- Born: March 28, 2002 (age 24) Henderson, Kentucky, U.S.
- Education: Midway University
- Known for: Reproductive freedom advocacy

= Hadley Duvall =

American reproductive freedom advocate

Hadley Duvall (born March 28, 2002) is an American activist who advocates for reproductive freedom and abortion rights.

== Early life and education ==
Duvall was born in Henderson, Kentucky, and grew up in Owensboro. Her stepfather impregnated her when she was 12 after several years of rape and abuse. She miscarried and kept the pregnancy secret for a decade until the 2022 Dobbs v. Jackson Supreme Court decision overturning Roe v. Wade, which prompted her to post about her experience on Facebook.

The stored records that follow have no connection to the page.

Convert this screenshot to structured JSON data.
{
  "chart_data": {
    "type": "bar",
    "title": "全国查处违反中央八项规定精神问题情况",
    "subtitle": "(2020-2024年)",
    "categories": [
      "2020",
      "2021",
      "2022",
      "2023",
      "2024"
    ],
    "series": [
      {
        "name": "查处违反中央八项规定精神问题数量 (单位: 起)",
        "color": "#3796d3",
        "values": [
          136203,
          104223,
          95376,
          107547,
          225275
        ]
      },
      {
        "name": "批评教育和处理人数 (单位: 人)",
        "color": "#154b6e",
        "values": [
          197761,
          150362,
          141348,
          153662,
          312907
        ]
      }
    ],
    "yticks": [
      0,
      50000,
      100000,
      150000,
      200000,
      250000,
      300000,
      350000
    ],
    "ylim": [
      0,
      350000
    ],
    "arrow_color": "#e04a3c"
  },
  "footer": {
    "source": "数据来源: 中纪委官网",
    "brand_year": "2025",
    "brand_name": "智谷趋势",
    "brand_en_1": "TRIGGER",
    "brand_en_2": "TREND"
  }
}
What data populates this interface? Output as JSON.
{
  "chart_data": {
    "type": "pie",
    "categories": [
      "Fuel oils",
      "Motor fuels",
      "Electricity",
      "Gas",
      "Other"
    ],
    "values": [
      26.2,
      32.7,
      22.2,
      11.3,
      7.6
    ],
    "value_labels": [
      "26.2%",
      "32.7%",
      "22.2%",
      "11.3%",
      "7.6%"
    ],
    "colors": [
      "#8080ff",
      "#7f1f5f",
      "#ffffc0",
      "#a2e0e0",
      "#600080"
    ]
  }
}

In 2024, Duvall graduated from Midway University with a degree in psychology with a focus on alcohol and drug counseling.

== Activism ==
Duvall was featured in an ad for Andy Beshear's 2023 gubernatorial reelection campaign that went viral and was widely credited by Republican leaders for helping Beshear win.

Duvall also spoke of her experience onstage at the 2024 Democratic National Convention. In her speech, she cited Donald Trump's remarks calling abortion bans "a beautiful thing" and asked, "What is so beautiful about a child having to carry her parent's child?" Duvall later appeared in an ad for Kamala Harris's presidential campaign.